With the total number of new COVID-19 cases in the US rising over 1 million per day, the banks of the country are going remote again. Citing the rapidness of the Omicron contamination, four big players in the banking and financial sector of the country have asked their employees to get back to remote work again.
The banks that changed their plans were Citigroup, JP Morgan, Goldman Sachs and Jefferies. However, the banks have stated that their stance about working from the office remains firm in the long run and this move is simply to support employee safety protocols amid the rapid spread of the Omicron variant.
A memo issued to JP Morgan’s employees states that WFH is just a temporary measure and that all employees are expected to return to the office by February 1. While the notice issued by Citigroup reads, "We will continue to monitor the data and provide an update in January on when we expect to be back in the office in a similar manner as we have been.”
Following the announcements by these two banks, Goldman Sachs also asked its employees to pack up their desks again and work remotely. Goldman Sachs CEO David Solomon has spoken out strongly in favour of on-site work, and last year called remote work an “aberration”. Nevertheless, the bank sent the following notice to employees: “Across the U.S, we are seeing a rapid rise in COVID-19 cases related to the Omicron variant. With the increase in holiday travel and gatherings, we are allowing for more flexibility during the first two weeks of January...We expect everyone to return to their in-office schedule."
The banking industry has some justification for clinging to the workplace.
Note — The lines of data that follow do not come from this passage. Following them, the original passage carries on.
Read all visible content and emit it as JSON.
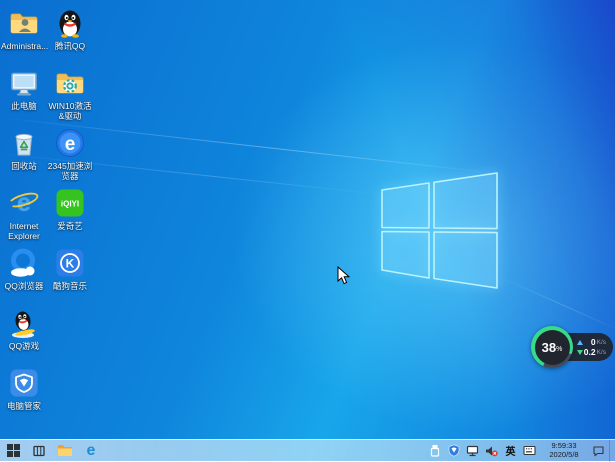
{
  "colors": {
    "accent_blue": "#0078d7",
    "wallpaper_deep_blue": "#1a42c8",
    "wallpaper_bright_cyan": "#2ab3ef",
    "widget_green": "#39d98a",
    "widget_up_blue": "#58b6ff"
  },
  "desktop_icons": [
    {
      "label": "Administra...",
      "name": "administrator-folder"
    },
    {
      "label": "腾讯QQ",
      "name": "tencent-qq"
    },
    {
      "label": "此电脑",
      "name": "this-pc"
    },
    {
      "label": "WIN10激活&驱动",
      "name": "win10-activation-folder"
    },
    {
      "label": "回收站",
      "name": "recycle-bin"
    },
    {
      "label": "2345加速浏览器",
      "name": "2345-browser",
      "glyph": "e"
    },
    {
      "label": "Internet Explorer",
      "name": "internet-explorer",
      "glyph": "e"
    },
    {
      "label": "爱奇艺",
      "name": "iqiyi",
      "glyph": "iQIYI"
    },
    {
      "label": "QQ浏览器",
      "name": "qq-browser"
    },
    {
      "label": "酷狗音乐",
      "name": "kugou-music",
      "glyph": "K"
    },
    {
      "label": "QQ游戏",
      "name": "qq-games"
    },
    {
      "label": "电脑管家",
      "name": "pc-manager"
    }
  ],
  "taskbar": {
    "edge_glyph": "e",
    "ime_label": "英",
    "clock": {
      "time": "9:59:33",
      "date": "2020/5/8"
    }
  },
  "widget": {
    "percent": "38",
    "percent_unit": "%",
    "upload": {
      "value": "0",
      "unit": "K/s"
    },
    "download": {
      "value": "0.2",
      "unit": "K/s"
    }
  }
}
Banks are an essential service and some employees are required at their physical facilities, albeit with all the COVID-19 safety protocols in place. Thus, not all bank personnel will return home. For Goldman Sachs, about 43,000 employees will remain on-site, and the banking giant will require employees around the globe to get their vaccination and booster shots. Bi-weekly testing will also be made mandatory along with masks.
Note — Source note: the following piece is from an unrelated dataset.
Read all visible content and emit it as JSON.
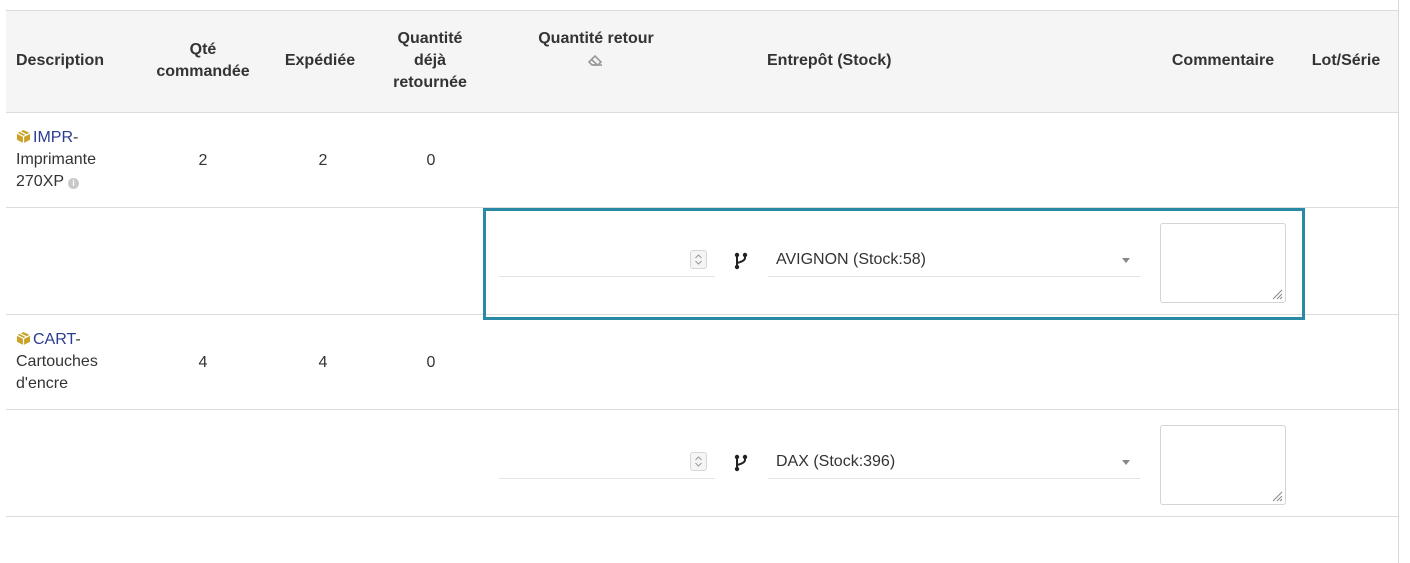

On the other hand, Jefferies Financial Group is considering calling employees back to the office by mid-January. In the memo issued to employees, CEO Rich Handler and President Brian Friedman wrote, “At this point, we are tentatively shooting for January 17 as the day when we might resume working from the office... All of our decisions will be based on what we see, learn and anticipate to the best of our abilities.” The company also announced that abiding by the announcement by President Biden, employees who are eligible for the COVID booster should get inoculated by January 31 to access offices.
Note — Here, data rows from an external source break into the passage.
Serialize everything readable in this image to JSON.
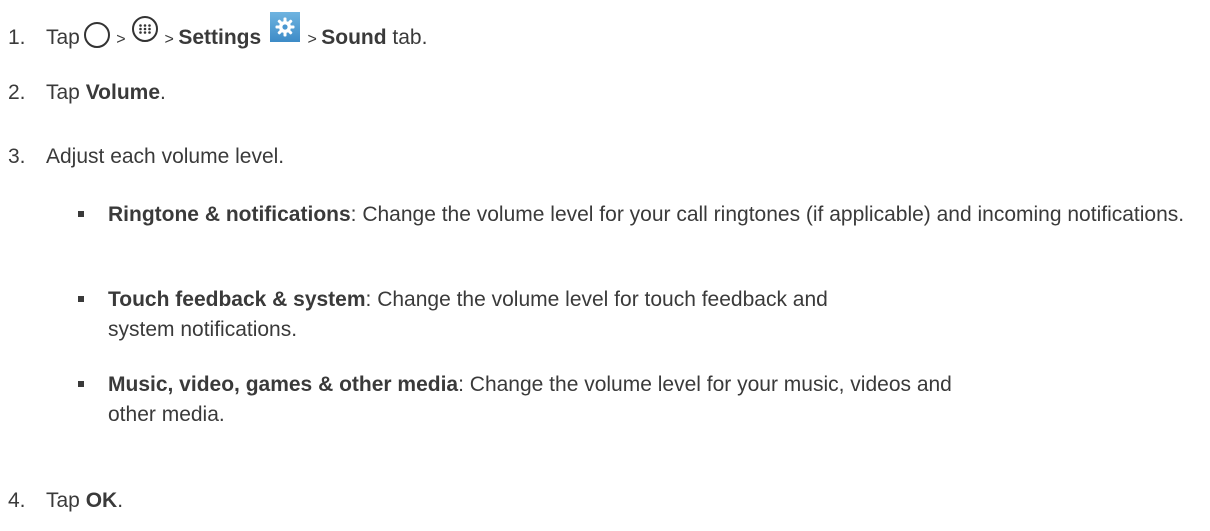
{
  "steps": [
    {
      "num": "1.",
      "parts": {
        "tap": "Tap",
        "sep1": " > ",
        "sep2": " > ",
        "settings": "Settings",
        "sep3": " > ",
        "sound": "Sound",
        "tab": " tab."
      },
      "icons": [
        "home-circle-icon",
        "apps-icon",
        "settings-gear-icon"
      ]
    },
    {
      "num": "2.",
      "tap": "Tap ",
      "bold": "Volume",
      "end": "."
    },
    {
      "num": "3.",
      "text": "Adjust each volume level."
    },
    {
      "num": "4.",
      "tap": "Tap ",
      "bold": "OK",
      "end": "."
    }
  ],
  "bullets": [
    {
      "term": "Ringtone & notifications",
      "desc": ": Change the volume level for your call ringtones (if applicable) and incoming notifications."
    },
    {
      "term": "Touch feedback & system",
      "desc": ": Change the volume level for touch feedback and system notifications."
    },
    {
      "term": "Music, video, games & other media",
      "desc": ": Change the volume level for your music, videos and other media."
    }
  ],
  "colors": {
    "text": "#3a3a3a",
    "settings_icon": "#4a97d0"
  }
}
Other than banks, some other US-based global players including Apple, Lyft, and CNN have pushed down their work from office schedules, citing the current pandemic scenario. According to a survey conducted by Gartner, 44% of US companies have altered their previously announced timelines for reopening of the offices, while 30% of the respondents said that they are shutting down offices. In fact, 20% of the companies are planning proportionate attendance for onsite work.